Durante la ceremonia oficial, realizada ayer 5 de febrero de 2026 en el Teatro de la República, en Querétaro, la mandataria enfatizó que “México no se doblega, no se arrodilla, no se rinde ni se vende”, y aseguró que la nación no regresará a ser colonia ni protectorado de nadie ni entregará sus recursos naturales.
Estas declaraciones, pronunciadas ante representantes de los tres poderes de la Unión, gobernadores y legisladores, no solo son simbólicas. Se insertan en un contexto político y diplomático más amplio en el que temas como la cooperación internacional, la protección de los recursos estratégicos y la relación con socios extranjeros —particularmente con Estados Unidos— están en el centro del debate público.

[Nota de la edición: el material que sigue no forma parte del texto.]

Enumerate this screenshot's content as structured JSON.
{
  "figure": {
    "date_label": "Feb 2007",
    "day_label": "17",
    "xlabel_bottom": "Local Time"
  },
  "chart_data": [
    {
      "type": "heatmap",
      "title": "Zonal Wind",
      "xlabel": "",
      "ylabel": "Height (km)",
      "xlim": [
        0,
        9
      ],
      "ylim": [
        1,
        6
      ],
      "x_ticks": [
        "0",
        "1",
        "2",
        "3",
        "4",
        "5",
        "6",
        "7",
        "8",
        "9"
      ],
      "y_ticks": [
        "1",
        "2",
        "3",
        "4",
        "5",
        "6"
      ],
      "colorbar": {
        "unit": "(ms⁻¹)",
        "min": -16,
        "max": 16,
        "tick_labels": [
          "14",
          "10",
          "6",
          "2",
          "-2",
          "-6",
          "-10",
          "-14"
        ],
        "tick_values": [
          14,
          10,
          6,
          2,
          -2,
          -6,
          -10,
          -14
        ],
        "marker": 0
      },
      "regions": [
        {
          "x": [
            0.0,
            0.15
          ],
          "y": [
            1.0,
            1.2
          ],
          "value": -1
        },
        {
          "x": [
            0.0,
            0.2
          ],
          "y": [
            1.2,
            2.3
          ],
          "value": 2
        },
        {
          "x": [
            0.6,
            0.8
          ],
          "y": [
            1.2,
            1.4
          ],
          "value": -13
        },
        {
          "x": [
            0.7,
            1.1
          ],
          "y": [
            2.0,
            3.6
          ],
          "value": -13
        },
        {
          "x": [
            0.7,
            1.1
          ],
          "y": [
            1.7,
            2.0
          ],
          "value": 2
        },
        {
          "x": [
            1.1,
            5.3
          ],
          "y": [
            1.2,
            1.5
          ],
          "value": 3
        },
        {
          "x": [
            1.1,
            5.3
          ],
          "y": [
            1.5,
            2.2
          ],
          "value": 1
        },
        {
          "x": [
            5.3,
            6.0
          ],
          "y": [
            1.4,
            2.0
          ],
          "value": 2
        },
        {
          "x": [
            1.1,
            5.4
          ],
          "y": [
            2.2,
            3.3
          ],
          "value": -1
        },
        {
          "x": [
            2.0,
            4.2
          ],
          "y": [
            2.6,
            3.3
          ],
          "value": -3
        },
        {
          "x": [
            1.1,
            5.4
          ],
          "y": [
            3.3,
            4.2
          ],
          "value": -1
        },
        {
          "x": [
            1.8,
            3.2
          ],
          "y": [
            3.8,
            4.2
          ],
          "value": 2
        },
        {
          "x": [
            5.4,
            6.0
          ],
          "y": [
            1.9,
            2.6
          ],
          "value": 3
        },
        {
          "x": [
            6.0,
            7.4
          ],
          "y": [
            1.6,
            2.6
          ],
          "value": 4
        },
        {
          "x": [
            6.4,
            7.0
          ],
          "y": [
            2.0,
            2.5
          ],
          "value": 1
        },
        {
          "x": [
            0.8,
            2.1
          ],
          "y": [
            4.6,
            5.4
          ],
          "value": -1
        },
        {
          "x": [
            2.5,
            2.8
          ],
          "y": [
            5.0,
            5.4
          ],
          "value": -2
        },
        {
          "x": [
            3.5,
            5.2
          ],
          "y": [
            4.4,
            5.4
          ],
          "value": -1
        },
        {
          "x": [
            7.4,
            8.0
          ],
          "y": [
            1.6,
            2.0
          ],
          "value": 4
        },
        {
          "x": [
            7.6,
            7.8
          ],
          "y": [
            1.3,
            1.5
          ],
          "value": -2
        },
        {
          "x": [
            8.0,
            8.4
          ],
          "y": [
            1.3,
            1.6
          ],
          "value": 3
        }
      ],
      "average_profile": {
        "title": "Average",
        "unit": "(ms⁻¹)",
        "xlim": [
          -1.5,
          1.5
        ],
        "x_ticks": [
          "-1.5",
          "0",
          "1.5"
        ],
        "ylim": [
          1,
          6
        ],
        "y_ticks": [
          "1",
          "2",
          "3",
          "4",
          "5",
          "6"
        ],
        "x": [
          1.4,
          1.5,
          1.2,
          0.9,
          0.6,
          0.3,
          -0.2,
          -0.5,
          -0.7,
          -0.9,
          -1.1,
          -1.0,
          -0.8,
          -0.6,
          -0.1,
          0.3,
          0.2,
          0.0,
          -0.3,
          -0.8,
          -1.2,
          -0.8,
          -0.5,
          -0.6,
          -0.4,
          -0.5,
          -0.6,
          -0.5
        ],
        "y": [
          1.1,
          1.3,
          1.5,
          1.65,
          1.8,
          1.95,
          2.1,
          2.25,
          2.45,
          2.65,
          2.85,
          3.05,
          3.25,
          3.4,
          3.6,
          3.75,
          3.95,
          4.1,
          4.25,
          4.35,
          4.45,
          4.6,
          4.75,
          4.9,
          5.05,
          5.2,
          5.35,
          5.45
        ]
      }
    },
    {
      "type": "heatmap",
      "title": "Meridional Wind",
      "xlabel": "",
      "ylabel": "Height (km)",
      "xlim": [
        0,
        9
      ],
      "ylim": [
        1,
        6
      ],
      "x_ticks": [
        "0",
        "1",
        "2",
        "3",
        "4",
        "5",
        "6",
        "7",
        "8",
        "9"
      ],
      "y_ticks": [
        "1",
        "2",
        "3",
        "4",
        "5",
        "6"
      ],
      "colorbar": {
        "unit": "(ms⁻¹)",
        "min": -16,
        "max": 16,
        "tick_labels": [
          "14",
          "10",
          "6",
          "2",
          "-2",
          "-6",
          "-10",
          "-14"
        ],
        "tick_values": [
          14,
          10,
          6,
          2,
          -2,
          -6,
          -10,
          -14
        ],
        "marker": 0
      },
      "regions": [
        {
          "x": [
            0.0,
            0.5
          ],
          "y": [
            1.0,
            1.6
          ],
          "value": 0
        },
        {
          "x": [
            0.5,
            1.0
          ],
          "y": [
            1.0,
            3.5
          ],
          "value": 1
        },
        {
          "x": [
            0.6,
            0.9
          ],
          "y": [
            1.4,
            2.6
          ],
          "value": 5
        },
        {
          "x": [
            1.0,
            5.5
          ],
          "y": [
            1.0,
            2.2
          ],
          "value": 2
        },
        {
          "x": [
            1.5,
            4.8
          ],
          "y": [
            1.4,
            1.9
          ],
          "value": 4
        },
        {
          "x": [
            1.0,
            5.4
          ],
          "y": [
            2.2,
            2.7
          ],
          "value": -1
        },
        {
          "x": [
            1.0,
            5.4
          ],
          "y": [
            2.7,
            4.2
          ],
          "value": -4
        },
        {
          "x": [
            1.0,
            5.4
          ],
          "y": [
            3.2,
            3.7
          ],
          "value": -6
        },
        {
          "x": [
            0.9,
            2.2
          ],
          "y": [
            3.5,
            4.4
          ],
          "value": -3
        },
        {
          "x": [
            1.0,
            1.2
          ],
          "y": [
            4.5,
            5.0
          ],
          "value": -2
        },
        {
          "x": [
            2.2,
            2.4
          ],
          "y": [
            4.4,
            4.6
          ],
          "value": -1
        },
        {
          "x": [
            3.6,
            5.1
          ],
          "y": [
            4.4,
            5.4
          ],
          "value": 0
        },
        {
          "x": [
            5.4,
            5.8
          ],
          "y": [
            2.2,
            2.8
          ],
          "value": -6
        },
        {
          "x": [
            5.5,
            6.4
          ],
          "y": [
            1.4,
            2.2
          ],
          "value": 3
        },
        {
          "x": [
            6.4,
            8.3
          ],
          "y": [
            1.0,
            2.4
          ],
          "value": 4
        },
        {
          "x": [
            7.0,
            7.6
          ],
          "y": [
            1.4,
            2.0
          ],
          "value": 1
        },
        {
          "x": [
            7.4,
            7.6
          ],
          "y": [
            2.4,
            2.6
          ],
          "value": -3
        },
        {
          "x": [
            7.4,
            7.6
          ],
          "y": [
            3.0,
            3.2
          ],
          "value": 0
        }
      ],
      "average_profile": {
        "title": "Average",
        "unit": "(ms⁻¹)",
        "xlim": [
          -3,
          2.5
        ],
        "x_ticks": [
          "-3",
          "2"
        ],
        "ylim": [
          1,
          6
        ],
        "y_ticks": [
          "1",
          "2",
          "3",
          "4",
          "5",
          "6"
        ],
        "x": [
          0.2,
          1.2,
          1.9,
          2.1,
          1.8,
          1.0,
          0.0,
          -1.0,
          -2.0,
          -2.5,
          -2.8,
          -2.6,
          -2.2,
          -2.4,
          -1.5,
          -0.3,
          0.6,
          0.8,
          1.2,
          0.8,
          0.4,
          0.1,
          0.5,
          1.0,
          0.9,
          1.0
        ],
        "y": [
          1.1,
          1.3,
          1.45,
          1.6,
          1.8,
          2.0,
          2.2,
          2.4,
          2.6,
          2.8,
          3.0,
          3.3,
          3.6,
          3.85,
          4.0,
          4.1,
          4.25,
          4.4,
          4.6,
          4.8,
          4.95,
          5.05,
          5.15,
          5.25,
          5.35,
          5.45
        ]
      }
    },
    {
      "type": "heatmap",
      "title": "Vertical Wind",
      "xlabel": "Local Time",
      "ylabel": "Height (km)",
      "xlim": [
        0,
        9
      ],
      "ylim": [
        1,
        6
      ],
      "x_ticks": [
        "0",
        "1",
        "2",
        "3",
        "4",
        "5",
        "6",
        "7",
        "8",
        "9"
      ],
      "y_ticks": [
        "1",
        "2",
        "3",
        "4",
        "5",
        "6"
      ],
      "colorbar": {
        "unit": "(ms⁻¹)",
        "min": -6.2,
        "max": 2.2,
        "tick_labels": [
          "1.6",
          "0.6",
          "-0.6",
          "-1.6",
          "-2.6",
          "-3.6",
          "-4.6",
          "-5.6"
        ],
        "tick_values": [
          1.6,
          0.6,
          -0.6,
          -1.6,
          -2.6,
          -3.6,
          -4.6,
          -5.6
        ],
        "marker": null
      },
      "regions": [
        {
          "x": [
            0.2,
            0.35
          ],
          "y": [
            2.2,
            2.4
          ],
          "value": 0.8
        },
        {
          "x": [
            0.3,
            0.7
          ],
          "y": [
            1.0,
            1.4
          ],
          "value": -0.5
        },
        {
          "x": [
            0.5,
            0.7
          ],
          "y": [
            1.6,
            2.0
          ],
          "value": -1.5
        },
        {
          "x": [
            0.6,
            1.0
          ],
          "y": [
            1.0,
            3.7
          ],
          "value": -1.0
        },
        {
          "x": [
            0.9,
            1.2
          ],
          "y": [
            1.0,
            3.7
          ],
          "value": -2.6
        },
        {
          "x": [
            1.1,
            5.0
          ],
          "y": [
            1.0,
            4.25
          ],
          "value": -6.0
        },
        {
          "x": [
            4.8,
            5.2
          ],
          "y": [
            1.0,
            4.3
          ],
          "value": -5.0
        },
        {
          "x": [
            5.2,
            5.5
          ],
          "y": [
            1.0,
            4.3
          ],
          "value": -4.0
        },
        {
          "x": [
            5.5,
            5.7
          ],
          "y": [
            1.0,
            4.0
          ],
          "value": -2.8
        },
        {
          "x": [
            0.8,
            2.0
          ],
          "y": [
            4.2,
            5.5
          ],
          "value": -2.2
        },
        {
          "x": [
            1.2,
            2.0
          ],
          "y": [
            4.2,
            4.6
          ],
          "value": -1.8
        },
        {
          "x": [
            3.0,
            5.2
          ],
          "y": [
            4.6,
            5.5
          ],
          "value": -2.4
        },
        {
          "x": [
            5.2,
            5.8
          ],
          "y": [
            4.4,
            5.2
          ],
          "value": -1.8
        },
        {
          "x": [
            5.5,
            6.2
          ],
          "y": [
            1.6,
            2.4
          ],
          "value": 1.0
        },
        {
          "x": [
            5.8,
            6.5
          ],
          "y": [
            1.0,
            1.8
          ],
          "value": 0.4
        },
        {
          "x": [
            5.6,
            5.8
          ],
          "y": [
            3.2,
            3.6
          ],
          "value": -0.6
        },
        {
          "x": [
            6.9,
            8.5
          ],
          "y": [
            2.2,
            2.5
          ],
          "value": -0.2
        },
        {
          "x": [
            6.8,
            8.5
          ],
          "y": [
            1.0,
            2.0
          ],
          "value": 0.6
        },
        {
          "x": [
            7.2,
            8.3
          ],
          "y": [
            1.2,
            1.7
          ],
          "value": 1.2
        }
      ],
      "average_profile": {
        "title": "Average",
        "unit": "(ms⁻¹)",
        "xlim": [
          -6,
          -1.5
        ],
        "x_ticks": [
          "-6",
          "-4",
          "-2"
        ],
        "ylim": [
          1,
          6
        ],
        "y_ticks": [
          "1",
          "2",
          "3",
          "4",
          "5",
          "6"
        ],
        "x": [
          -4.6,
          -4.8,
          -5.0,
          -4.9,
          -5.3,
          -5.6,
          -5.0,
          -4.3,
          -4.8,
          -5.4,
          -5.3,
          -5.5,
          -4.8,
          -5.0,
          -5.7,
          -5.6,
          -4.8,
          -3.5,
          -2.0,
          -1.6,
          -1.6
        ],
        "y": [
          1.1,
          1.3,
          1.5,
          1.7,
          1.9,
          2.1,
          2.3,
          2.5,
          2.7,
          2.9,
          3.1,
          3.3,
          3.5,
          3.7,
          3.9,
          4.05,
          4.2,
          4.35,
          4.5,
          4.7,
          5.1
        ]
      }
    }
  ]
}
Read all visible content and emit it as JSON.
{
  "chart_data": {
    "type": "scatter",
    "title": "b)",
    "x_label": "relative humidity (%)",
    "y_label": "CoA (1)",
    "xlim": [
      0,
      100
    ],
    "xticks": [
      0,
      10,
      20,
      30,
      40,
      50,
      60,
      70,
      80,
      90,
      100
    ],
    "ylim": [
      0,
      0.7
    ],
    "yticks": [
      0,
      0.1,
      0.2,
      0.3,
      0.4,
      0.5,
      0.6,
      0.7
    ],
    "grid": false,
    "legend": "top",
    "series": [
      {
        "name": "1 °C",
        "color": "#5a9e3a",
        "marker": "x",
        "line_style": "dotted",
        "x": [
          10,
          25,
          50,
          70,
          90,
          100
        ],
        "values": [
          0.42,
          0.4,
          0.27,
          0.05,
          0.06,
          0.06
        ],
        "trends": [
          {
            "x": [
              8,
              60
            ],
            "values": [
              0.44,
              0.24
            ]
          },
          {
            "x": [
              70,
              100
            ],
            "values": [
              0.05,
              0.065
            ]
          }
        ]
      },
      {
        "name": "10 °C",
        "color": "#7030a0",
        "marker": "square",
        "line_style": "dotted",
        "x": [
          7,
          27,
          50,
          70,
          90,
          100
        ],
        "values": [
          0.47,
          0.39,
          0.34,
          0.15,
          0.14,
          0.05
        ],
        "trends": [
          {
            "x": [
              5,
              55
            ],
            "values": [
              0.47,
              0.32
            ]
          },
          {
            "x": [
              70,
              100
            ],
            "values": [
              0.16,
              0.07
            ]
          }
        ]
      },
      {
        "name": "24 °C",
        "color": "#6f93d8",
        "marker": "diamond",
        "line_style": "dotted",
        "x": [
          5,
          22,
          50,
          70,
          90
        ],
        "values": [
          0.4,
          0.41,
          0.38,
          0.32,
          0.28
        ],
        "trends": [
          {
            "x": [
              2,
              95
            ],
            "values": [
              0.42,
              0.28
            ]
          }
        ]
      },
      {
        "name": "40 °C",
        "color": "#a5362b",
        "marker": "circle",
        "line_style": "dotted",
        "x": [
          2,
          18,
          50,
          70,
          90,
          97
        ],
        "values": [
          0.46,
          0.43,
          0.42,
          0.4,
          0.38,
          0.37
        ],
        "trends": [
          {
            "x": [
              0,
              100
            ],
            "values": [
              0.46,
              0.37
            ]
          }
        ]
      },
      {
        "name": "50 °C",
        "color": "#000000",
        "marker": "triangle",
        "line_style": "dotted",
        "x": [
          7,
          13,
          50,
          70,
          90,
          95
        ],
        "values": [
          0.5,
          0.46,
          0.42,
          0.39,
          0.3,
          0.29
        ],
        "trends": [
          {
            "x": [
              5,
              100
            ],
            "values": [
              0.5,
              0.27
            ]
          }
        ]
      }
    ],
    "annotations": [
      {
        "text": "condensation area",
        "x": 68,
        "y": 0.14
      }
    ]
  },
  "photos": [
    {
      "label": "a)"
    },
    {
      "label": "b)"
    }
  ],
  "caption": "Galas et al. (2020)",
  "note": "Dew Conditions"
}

La soberanía nacional, entendida como el poder supremo y exclusivo del Estado para decidir sobre su destino sin injerencias externas, es un principio consagrado en la Constitución desde su promulgación. Su defensa no es un mero lema: es un compromiso que implica políticas públicas claras, respeto al marco jurídico internacional, y, sobre todo, equilibrio entre cooperación y autonomía.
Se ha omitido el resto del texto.